Mislocalization of SUN2 and nuclear pore proteins in human patient skeletal muscle biopsies. Staining of human muscle biopsies from healthy individuals (control) or novel LMNA mutation patients (G449V, L489P, W514R) with anti-SUN2 (A, green), antibodies to nuclear pore proteins possessing FG repeats (B, green), phalloidin (A and B, purple) and DAPI (A and B, blue). Areas boxed in yellow are shown as enlargements below. Arrowheads indicate cytoplasmic localization of SUN2 and FG-repeat containing proteins in skeletal muscle fibers. Bar, 10 μm.

Figure 8.

Intact myofibers showing mislocalization of nuclear pore complexes in human patient skeletal muscle biopsies.
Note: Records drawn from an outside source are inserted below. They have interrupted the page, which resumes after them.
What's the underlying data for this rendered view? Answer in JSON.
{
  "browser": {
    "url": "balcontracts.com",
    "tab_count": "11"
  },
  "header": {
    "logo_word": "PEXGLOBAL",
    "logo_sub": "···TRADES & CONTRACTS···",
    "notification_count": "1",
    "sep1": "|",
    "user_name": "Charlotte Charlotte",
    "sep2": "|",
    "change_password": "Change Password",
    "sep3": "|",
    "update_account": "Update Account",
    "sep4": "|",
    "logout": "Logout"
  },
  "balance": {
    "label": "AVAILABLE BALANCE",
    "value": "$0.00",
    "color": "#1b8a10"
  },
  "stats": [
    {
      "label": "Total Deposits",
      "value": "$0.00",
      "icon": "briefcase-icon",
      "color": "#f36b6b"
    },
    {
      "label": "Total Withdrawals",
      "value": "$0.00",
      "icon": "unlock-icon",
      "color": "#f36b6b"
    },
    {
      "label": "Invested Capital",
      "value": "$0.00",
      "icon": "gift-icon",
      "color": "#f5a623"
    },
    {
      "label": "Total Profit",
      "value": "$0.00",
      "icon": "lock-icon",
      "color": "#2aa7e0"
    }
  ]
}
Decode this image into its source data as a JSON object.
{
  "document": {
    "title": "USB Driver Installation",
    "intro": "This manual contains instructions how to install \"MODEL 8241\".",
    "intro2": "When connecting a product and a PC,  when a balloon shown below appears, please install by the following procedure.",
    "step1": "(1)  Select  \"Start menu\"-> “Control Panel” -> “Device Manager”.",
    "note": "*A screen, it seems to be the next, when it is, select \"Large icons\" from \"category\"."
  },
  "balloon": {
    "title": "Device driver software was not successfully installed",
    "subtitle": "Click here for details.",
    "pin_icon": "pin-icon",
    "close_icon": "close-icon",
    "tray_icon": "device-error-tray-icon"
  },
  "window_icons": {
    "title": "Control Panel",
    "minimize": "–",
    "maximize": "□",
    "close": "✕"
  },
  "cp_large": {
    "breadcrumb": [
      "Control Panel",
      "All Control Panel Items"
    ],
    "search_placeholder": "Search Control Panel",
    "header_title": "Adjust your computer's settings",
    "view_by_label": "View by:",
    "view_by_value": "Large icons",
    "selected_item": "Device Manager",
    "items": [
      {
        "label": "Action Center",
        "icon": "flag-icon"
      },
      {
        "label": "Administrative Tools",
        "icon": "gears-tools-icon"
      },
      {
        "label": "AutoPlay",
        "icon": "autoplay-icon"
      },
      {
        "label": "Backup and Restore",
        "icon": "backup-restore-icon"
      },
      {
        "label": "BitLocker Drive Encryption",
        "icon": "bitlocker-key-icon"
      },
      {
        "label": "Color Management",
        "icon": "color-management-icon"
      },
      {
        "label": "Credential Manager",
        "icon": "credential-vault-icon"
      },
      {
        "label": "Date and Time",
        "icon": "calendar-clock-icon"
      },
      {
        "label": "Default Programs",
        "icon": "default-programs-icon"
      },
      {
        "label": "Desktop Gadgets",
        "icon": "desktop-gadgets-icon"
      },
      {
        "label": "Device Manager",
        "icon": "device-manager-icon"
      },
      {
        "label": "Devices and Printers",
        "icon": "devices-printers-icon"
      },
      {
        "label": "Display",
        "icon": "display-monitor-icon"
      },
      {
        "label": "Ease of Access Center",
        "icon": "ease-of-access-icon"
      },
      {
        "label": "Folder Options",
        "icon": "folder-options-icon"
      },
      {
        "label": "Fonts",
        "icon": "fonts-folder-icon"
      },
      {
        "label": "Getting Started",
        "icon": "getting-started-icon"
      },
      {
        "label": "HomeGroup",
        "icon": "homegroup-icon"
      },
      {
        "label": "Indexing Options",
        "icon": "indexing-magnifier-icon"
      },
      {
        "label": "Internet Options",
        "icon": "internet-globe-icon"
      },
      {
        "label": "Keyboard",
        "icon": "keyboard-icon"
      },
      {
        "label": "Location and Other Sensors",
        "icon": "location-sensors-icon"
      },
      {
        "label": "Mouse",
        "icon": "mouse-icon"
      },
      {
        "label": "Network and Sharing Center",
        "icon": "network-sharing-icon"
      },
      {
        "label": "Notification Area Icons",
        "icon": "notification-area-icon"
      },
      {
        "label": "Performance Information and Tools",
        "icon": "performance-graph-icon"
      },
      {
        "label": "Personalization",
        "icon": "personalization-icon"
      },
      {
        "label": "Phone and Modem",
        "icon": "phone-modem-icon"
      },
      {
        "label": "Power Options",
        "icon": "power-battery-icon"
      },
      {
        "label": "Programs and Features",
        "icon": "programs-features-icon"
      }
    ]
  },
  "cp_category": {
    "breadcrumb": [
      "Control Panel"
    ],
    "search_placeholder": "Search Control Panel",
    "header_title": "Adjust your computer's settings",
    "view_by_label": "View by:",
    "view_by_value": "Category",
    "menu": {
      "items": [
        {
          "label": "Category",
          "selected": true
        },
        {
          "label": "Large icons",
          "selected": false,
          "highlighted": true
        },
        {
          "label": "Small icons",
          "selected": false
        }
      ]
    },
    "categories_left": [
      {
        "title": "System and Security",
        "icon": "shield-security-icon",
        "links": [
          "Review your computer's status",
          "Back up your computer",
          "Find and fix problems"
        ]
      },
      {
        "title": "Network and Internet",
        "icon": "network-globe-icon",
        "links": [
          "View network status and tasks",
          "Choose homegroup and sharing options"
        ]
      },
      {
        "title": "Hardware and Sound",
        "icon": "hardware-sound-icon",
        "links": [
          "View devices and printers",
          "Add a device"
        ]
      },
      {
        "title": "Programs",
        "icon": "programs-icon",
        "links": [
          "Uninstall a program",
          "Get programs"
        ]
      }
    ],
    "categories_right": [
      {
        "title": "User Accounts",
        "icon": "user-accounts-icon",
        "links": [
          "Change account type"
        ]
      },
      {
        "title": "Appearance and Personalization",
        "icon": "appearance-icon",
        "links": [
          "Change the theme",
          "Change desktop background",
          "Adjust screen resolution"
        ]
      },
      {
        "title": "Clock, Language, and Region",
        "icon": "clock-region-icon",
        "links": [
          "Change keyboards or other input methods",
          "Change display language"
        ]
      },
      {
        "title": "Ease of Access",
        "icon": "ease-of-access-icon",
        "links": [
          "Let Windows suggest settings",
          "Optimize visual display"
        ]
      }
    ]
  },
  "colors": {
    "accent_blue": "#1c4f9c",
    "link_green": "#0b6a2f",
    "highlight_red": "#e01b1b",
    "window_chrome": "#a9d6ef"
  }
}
Staining of human muscle biopsies from healthy individuals (control) or novel LMNA mutation patients (G449V, L489P, W514R) with antibodies that recognize nuclear pore proteins possessing FG repeats (green), anti-dystrophin (purple) and DAPI (blue). Areas boxed in yellow are enlarged below. Asterisks indicate cytoplasmic localization of NPCs in skeletal muscle fibers. Bar, 10 μm.

Figure 9.

Mislocalization of nuclear pore proteins in AD-EDMD, but not other types of MD patients. Staining of human muscle biopsies from healthy individuals (pediatric and adult control) or patients with LMNA mutations causing AD-EDMD (E358K/rod, R541P/Ig-fold), LGMD (R453W/Ig-fold), DMD or FSHD with antibodies that recognize nuclear pores possessing FG repeats (green), phalloidin (purple) and DAPI (blue). Area boxed in yellow shows cytoplasmic distribution of nuclear pore proteins. Bar, 10 μm.